CHAPITRE 4

Ils se mirent en route à la première lueur du jour. Spence avait mal dormi. Plus que les aboiements des chiens affamés qui rôdaient en meutes dans le voisinage, la pensée que Rikki, le python chasseur de rats, pouvait le prendre pour un de ces rongeurs et l’étrangler, avait gâché sa nuit. Il était debout et prêt à partir dès l’apparition de l’aube sur l’horizon bleu métallique et enfumé dessiné par les toits de Calcutta.

Gita s’était levé bien avant l’aube pour tout organiser et prévoir les ajustements de détails de dernière minute. Il revint essoufflé et tout excité, le visage – d’une rondeur lunaire – rayonnant de fierté et de bonne humeur.

« J’ai tout arrangé pour notre voyage », annonça-t-il. On aurait dit à l’entendre qu’ils allaient entreprendre une périlleuse traversée.

« Combien de temps nous faudra-t-il pour atteindre Darjeeling ? » demanda Spence.

« Une semaine. Peut-être deux s’il pleut. » Devant l’étonnement de Spence, il s’empressa d’ajouter : « Vous ne connaissez pas nos routes. Dès qu’il pleut, elles se dissolvent et disparaissent. Elles se transforment en rivières. Il vous faudrait beaucoup de temps pour atteindre Darjeeling à la nage, d’autant plus que c’est tout en montée. »
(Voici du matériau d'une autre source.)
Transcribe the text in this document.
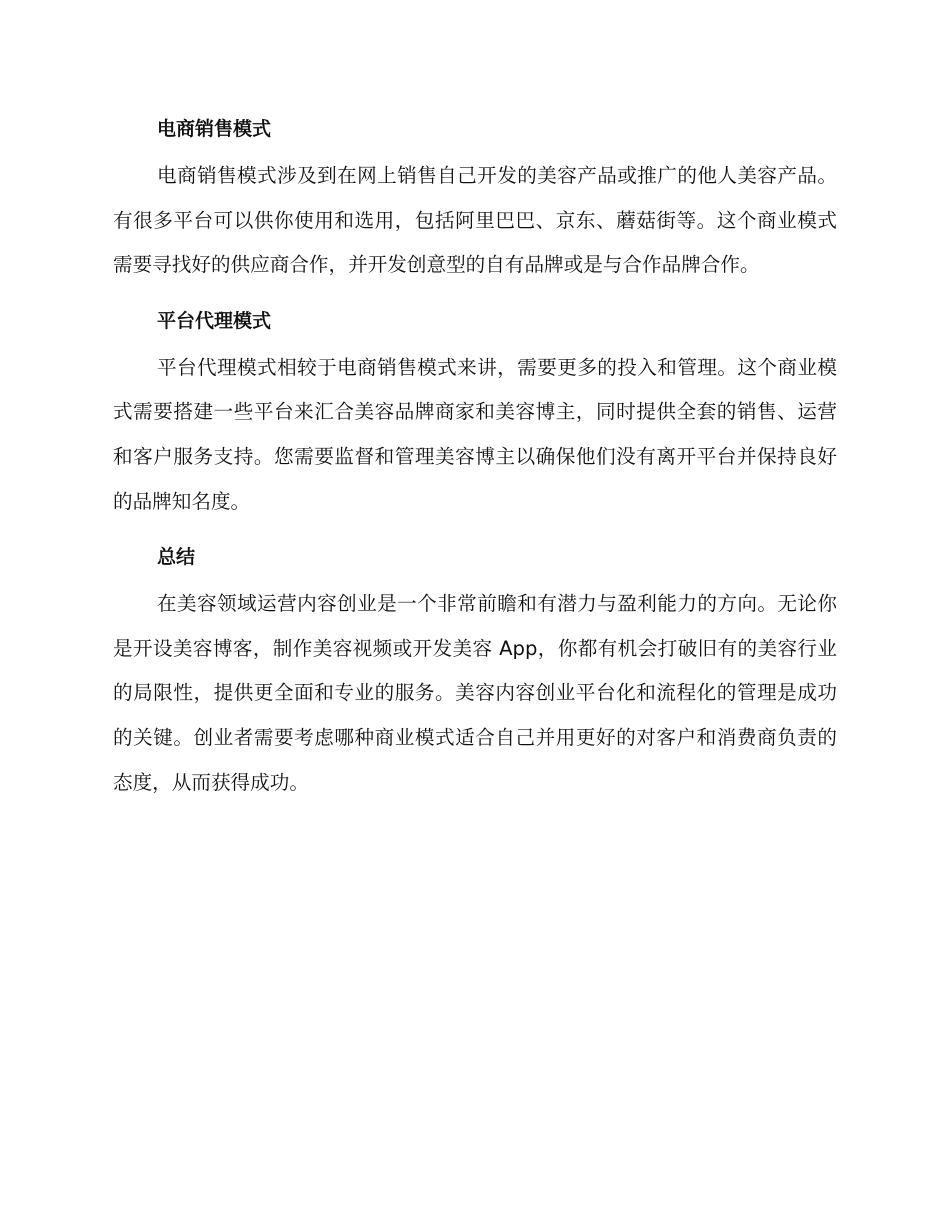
电商销售模式

电商销售模式涉及到在网上销售自己开发的美容产品或推广的他人美容产品。有很多平台可以供你使用和选用，包括阿里巴巴、京东、蘑菇街等。这个商业模式需要寻找好的供应商合作，并开发创意型的自有品牌或是与合作品牌合作。

平台代理模式

平台代理模式相较于电商销售模式来讲，需要更多的投入和管理。这个商业模式需要搭建一些平台来汇合美容品牌商家和美容博主，同时提供全套的销售、运营和客户服务支持。您需要监督和管理美容博主以确保他们没有离开平台并保持良好的品牌知名度。

总结

在美容领域运营内容创业是一个非常前瞻和有潜力与盈利能力的方向。无论你是开设美容博客，制作美容视频或开发美容 App，你都有机会打破旧有的美容行业的局限性，提供更全面和专业的服务。美容内容创业平台化和流程化的管理是成功的关键。创业者需要考虑哪种商业模式适合自己并用更好的对客户和消费商负责的态度，从而获得成功。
Gita s’agitait dans son appartement, jetant provisions et effets personnels dans des sacs qu’il attachait ensemble. « Un baluchon par personne, expliqua-t-il. De cette façon, si nous sommes amenés à faire une partie du trajet à pied, cela réduira l’effort. »
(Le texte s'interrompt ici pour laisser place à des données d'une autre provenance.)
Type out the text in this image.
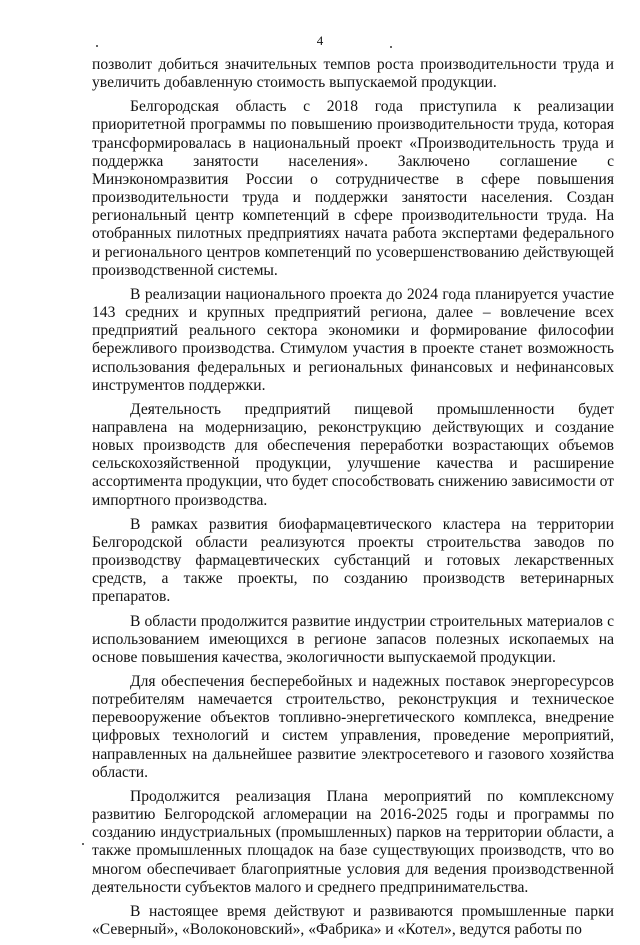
4

позволит добиться значительных темпов роста производительности труда и увеличить добавленную стоимость выпускаемой продукции.

Белгородская область с 2018 года приступила к реализации приоритетной программы по повышению производительности труда, которая трансформировалась в национальный проект «Производительность труда и поддержка занятости населения». Заключено соглашение с Минэкономразвития России о сотрудничестве в сфере повышения производительности труда и поддержки занятости населения. Создан региональный центр компетенций в сфере производительности труда. На отобранных пилотных предприятиях начата работа экспертами федерального и регионального центров компетенций по усовершенствованию действующей производственной системы.

В реализации национального проекта до 2024 года планируется участие 143 средних и крупных предприятий региона, далее – вовлечение всех предприятий реального сектора экономики и формирование философии бережливого производства. Стимулом участия в проекте станет возможность использования федеральных и региональных финансовых и нефинансовых инструментов поддержки.

Деятельность предприятий пищевой промышленности будет направлена на модернизацию, реконструкцию действующих и создание новых производств для обеспечения переработки возрастающих объемов сельскохозяйственной продукции, улучшение качества и расширение ассортимента продукции, что будет способствовать снижению зависимости от импортного производства.

В рамках развития биофармацевтического кластера на территории Белгородской области реализуются проекты строительства заводов по производству фармацевтических субстанций и готовых лекарственных средств, а также проекты, по созданию производств ветеринарных препаратов.

В области продолжится развитие индустрии строительных материалов с использованием имеющихся в регионе запасов полезных ископаемых на основе повышения качества, экологичности выпускаемой продукции.

Для обеспечения бесперебойных и надежных поставок энергоресурсов потребителям намечается строительство, реконструкция и техническое перевооружение объектов топливно-энергетического комплекса, внедрение цифровых технологий и систем управления, проведение мероприятий, направленных на дальнейшее развитие электросетевого и газового хозяйства области.

Продолжится реализация Плана мероприятий по комплексному развитию Белгородской агломерации на 2016-2025 годы и программы по созданию индустриальных (промышленных) парков на территории области, а также промышленных площадок на базе существующих производств, что во многом обеспечивает благоприятные условия для ведения производственной деятельности субъектов малого и среднего предпринимательства.

В настоящее время действуют и развиваются промышленные парки «Северный», «Волоконовский», «Фабрика» и «Котел», ведутся работы по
Gita avait l’air d’un homme qui avait passé sa vie à investir dans des plans de réduction d’effort, et qui avait fait fortune en en récoltant les dividendes.

« C’est vraiment si difficile que cela ? » demanda Spence sans pouvoir dissimuler l’expression d’extrême naïveté qui accompagnait la question.

« Le voyage à Darjeeling, c’est comme une remontée dans le temps », dit Gita pour leur information.

Il s’était arrangé pour qu’ils se joignent à un groupe de marchands qui campait à quelques centaines de mètres de chez lui. Ces hommes se rassemblaient pour effectuer le voyage sous la protection de soldats armés, engagés pour les défendre contre les attaques éventuelles des goondas et des dakoos – bandits et hors-la-loi qui infestaient les hauts-plateaux. Ils voyageraient très lentement dans de vieilles voitures gazogènes sur des routes, autrefois goudronnées, complètement défoncées et tout juste bonnes à la circulation du bétail.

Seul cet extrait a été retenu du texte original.